I was well aware that Hayek did say the price mechanism could fail (famously in the case of government interference such as taxes or subsidies). However my claim was that Hayek doesn't tell you "the ways the price mechanism ... can go wrong" -- not that he doesn't tell you "that the price mechanism ... can go wrong". In my description of non-ideal information transfer, I show mathematically that market failures lead to lower prices. That's a way markets fail. Although I didn't go into it in the article, correlations among agents are one way to get non-ideal information transfer (essentially a failure of the maximum entropy assumptions). Markets also can fail if you don't have enough transactions. Where Hayek says airplanes can crash, I claim Hayek doesn't tell us how airplanes crash but information theory does.

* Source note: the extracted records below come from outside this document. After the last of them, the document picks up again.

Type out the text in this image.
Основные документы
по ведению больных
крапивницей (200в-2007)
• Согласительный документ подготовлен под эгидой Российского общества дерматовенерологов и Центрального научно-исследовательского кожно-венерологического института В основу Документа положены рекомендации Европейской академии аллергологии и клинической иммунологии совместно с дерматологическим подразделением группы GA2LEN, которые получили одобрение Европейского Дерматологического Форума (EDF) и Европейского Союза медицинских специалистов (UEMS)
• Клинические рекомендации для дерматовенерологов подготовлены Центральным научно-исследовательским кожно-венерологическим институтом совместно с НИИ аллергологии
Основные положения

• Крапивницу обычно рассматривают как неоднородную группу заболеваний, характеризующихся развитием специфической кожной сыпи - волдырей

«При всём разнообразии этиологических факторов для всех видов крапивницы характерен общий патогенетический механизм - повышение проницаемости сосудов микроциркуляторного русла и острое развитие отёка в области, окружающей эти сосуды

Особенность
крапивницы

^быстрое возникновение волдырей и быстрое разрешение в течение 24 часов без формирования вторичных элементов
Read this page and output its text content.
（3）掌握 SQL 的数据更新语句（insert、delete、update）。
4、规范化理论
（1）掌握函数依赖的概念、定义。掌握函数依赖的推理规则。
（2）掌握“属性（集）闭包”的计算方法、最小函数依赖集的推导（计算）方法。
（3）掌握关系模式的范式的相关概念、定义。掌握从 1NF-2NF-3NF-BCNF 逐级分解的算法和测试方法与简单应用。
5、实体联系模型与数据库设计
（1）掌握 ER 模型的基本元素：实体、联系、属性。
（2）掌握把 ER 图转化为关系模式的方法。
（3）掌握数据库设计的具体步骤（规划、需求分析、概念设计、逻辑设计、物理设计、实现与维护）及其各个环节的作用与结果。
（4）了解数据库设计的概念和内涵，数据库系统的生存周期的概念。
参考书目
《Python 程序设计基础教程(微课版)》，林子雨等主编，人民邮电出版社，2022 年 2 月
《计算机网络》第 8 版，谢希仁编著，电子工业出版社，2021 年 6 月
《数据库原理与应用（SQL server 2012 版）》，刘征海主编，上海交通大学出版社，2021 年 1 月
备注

Strictly speaking, this is not entirely true. Hayek does claim that price controls and other government interventions will cause the price mechanism to fail. However the failure mode I talk about in my article does not require government intervention, and the implication when I say that "the price mechanism, marginalism, or supply and demand can go wrong" is that we are talking about the possibility of failure even in the case free markets. Hayek also says that the market is self-correcting (emphasis in the previous quote), but this is only true in the case of nearly ideal information transfer.

*  *  *

As I don't make that many claims about Hayek, the corpus of material required to understand those claims about Hayek is actually relatively small. It's also not hard to understand what Hayek was saying in general about the price mechanism: prices are a way to get information about a drought in one region to markets in another. But while his intuition was useful, you have to be consistent with information theory which leads to a better understanding of the possible failure modes.

I wasn't talking about the "economic calculation problem" (about central planning), the business cycle, or any of the politics in e.g. The Road to Serfdom so references to those topics aren't germane to the discussion of Hayek and the price mechanism. Therefore a lot of the criticism of my Evonomics article misses the point.

PS For those interested, I have a more detailed argument about how markets can fail to aggregate information (they represent a heuristic algorithm solution to the allocation problem, but not the information aggregation problem). 

PPS I have an animation I started to put together about this subject several years ago that was never completed:

The animation first describes Hayek's information aggregation function (where the all-knowing market spits out a price after aggregating all the information. The second part shows the information equilibrium picture where the price is just "listening in" (using a particularly 2013-relevant metaphor).